# Joining 1x8 to 1x10 planes?



## smoochas (Aug 1, 2012)

Hi guys,
I need to join a 1x10 x8ft plane to a 1x10 x10ft plane centered. What is a good way to do this, economically? 

I own a router, table saw, drill. 

I was considering:
- either buying a 5/32" router bit for biscuits OR
- kreg jig for pocket screws?

If needed, I can reinforced the joint on one side as that side won't really be visible. 

Thanks so much!


----------



## woodnthings (Jan 24, 2009)

*Plane? Do you mean plank?*

Any of the ways you mentioned will work.
1. Pocket screws from the backside.
2. Bisquits to help align the two boards, they offer no additional strength over glue.
3. Glue alone.
4. Dowels and glue

The most economical is just glue of course. You will need a lot of clamps and cauls which may be a problem for a start up shop. Keeping the wide boards aligned is the issue. Dowels will help align the boards and all you need is an inexpensive dowel jig from Harbor Fright:



 *Self-Centering Doweling Jig*

Item #41345 
Only:$12.99
Sale: $11.49

You can rout a continuous groove in both edges using a slot cutter 1/8" wide, then glue in a narrow strip to align the boards. I've done this to glue long panels together, and used 1/8" hardboard or Masonite. 

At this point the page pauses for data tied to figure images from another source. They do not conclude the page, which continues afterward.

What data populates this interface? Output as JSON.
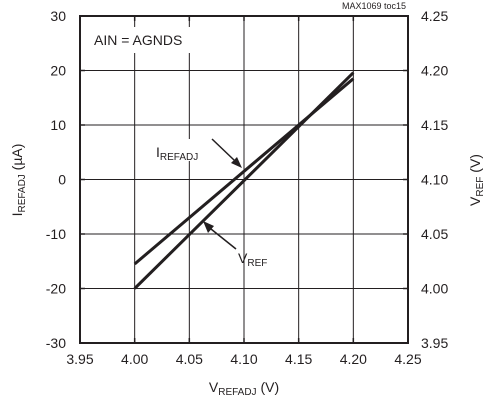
{
  "chart_data": {
    "type": "line",
    "corner_note": "MAX1069 toc15",
    "annotation": "AIN = AGNDS",
    "xlabel": {
      "main": "V",
      "sub": "REFADJ",
      "unit": " (V)"
    },
    "ylabel_left": {
      "main": "I",
      "sub": "REFADJ",
      "unit": " (µA)"
    },
    "ylabel_right": {
      "main": "V",
      "sub": "REF",
      "unit": " (V)"
    },
    "xlim": [
      3.95,
      4.25
    ],
    "ylim_left": [
      -30,
      30
    ],
    "ylim_right": [
      3.95,
      4.25
    ],
    "x_ticks": [
      "3.95",
      "4.00",
      "4.05",
      "4.10",
      "4.15",
      "4.20",
      "4.25"
    ],
    "y_left_ticks": [
      "-30",
      "-20",
      "-10",
      "0",
      "10",
      "20",
      "30"
    ],
    "y_right_ticks": [
      "3.95",
      "4.00",
      "4.05",
      "4.10",
      "4.15",
      "4.20",
      "4.25"
    ],
    "grid": true,
    "series": [
      {
        "name": "I",
        "name_sub": "REFADJ",
        "axis": "left",
        "x": [
          4.0,
          4.2
        ],
        "y": [
          -15.5,
          18.5
        ]
      },
      {
        "name": "V",
        "name_sub": "REF",
        "axis": "right",
        "x": [
          4.0,
          4.2
        ],
        "y": [
          4.0,
          4.198
        ]
      }
    ],
    "line_color": "#231f20",
    "grid_color": "#231f20"
  }
}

Pocket screws require no clamps, cauls, grooves etc.
It's probably your best bet. I would also glue the edges. 
You will need a flat surface to work on to align the boards, maybe a counter top or flat floor. You may have to put thin shims underneath to level them out.... :blink: bill


----------



## Dave Paine (May 30, 2012)

smoochas said:


> Hi guys,
> I need to join a 1x10 x8ft plane to a 1x10 x10ft plane centered. What is a good way to do this, economically?
> 
> I own a router, table saw, drill.
> ...


I am not sure what this will look like.

Are you joining two boards to make a wider board?

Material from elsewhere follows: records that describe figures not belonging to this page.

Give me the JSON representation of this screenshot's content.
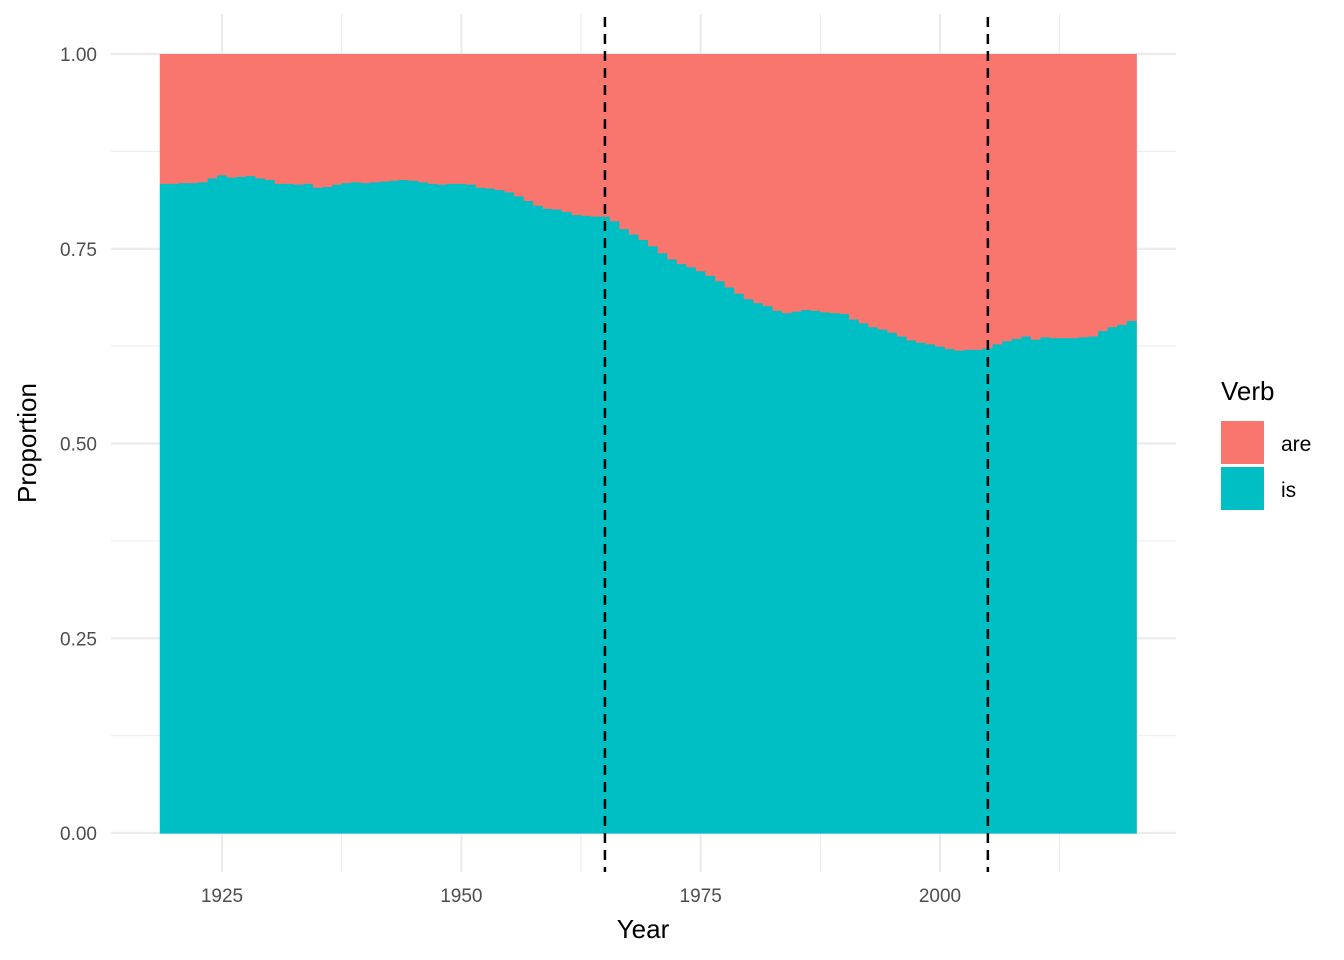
{
  "chart_data": {
    "type": "area",
    "title": "",
    "xlabel": "Year",
    "ylabel": "Proportion",
    "xlim": [
      1918.5,
      2020.5
    ],
    "ylim": [
      0,
      1
    ],
    "x_ticks": [
      1925,
      1950,
      1975,
      2000
    ],
    "y_ticks": [
      0,
      0.25,
      0.5,
      0.75,
      1
    ],
    "y_tick_labels": [
      "0.00",
      "0.25",
      "0.50",
      "0.75",
      "1.00"
    ],
    "grid": true,
    "legend": {
      "title": "Verb",
      "position": "right"
    },
    "reference_lines": [
      1965,
      2005
    ],
    "reference_line_style": "dashed",
    "x": [
      1919,
      1920,
      1921,
      1922,
      1923,
      1924,
      1925,
      1926,
      1927,
      1928,
      1929,
      1930,
      1931,
      1932,
      1933,
      1934,
      1935,
      1936,
      1937,
      1938,
      1939,
      1940,
      1941,
      1942,
      1943,
      1944,
      1945,
      1946,
      1947,
      1948,
      1949,
      1950,
      1951,
      1952,
      1953,
      1954,
      1955,
      1956,
      1957,
      1958,
      1959,
      1960,
      1961,
      1962,
      1963,
      1964,
      1965,
      1966,
      1967,
      1968,
      1969,
      1970,
      1971,
      1972,
      1973,
      1974,
      1975,
      1976,
      1977,
      1978,
      1979,
      1980,
      1981,
      1982,
      1983,
      1984,
      1985,
      1986,
      1987,
      1988,
      1989,
      1990,
      1991,
      1992,
      1993,
      1994,
      1995,
      1996,
      1997,
      1998,
      1999,
      2000,
      2001,
      2002,
      2003,
      2004,
      2005,
      2006,
      2007,
      2008,
      2009,
      2010,
      2011,
      2012,
      2013,
      2014,
      2015,
      2016,
      2017,
      2018,
      2019,
      2020
    ],
    "series": [
      {
        "name": "is",
        "color": "#00BFC4",
        "values": [
          0.834,
          0.834,
          0.835,
          0.835,
          0.836,
          0.841,
          0.845,
          0.842,
          0.843,
          0.844,
          0.841,
          0.839,
          0.834,
          0.834,
          0.833,
          0.834,
          0.829,
          0.83,
          0.833,
          0.835,
          0.836,
          0.835,
          0.836,
          0.837,
          0.838,
          0.839,
          0.838,
          0.836,
          0.834,
          0.833,
          0.834,
          0.834,
          0.833,
          0.829,
          0.828,
          0.826,
          0.823,
          0.818,
          0.812,
          0.806,
          0.802,
          0.801,
          0.798,
          0.794,
          0.793,
          0.792,
          0.792,
          0.786,
          0.776,
          0.769,
          0.762,
          0.754,
          0.745,
          0.737,
          0.731,
          0.727,
          0.722,
          0.716,
          0.709,
          0.701,
          0.693,
          0.686,
          0.681,
          0.677,
          0.671,
          0.668,
          0.67,
          0.672,
          0.671,
          0.669,
          0.668,
          0.667,
          0.66,
          0.655,
          0.65,
          0.647,
          0.643,
          0.638,
          0.633,
          0.63,
          0.628,
          0.625,
          0.622,
          0.62,
          0.621,
          0.621,
          0.623,
          0.628,
          0.632,
          0.635,
          0.638,
          0.634,
          0.637,
          0.636,
          0.636,
          0.636,
          0.637,
          0.638,
          0.645,
          0.65,
          0.653,
          0.658
        ]
      },
      {
        "name": "are",
        "color": "#F8766D",
        "values": [
          0.166,
          0.166,
          0.165,
          0.165,
          0.164,
          0.159,
          0.155,
          0.158,
          0.157,
          0.156,
          0.159,
          0.161,
          0.166,
          0.166,
          0.167,
          0.166,
          0.171,
          0.17,
          0.167,
          0.165,
          0.164,
          0.165,
          0.164,
          0.163,
          0.162,
          0.161,
          0.162,
          0.164,
          0.166,
          0.167,
          0.166,
          0.166,
          0.167,
          0.171,
          0.172,
          0.174,
          0.177,
          0.182,
          0.188,
          0.194,
          0.198,
          0.199,
          0.202,
          0.206,
          0.207,
          0.208,
          0.208,
          0.214,
          0.224,
          0.231,
          0.238,
          0.246,
          0.255,
          0.263,
          0.269,
          0.273,
          0.278,
          0.284,
          0.291,
          0.299,
          0.307,
          0.314,
          0.319,
          0.323,
          0.329,
          0.332,
          0.33,
          0.328,
          0.329,
          0.331,
          0.332,
          0.333,
          0.34,
          0.345,
          0.35,
          0.353,
          0.357,
          0.362,
          0.367,
          0.37,
          0.372,
          0.375,
          0.378,
          0.38,
          0.379,
          0.379,
          0.377,
          0.372,
          0.368,
          0.365,
          0.362,
          0.366,
          0.363,
          0.364,
          0.364,
          0.364,
          0.363,
          0.362,
          0.355,
          0.35,
          0.347,
          0.342
        ]
      }
    ]
  }
}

Are you joining two boards to make a "T" shape?

Are you joining two boards to make an "L" shape?

Dowels are an easy way to align the boards while the glue sets.

For the holes on the edge, Woodnthings gave you a link to an inexpensive jig.

If you are making a "T" or "L" shape, after you drill the holes in the edge, you would use these dowel pins to mark where to drill in the other board.

http://www.leevalley.com/US/wood/page.aspx?p=44995&cat=1,180,42288


----------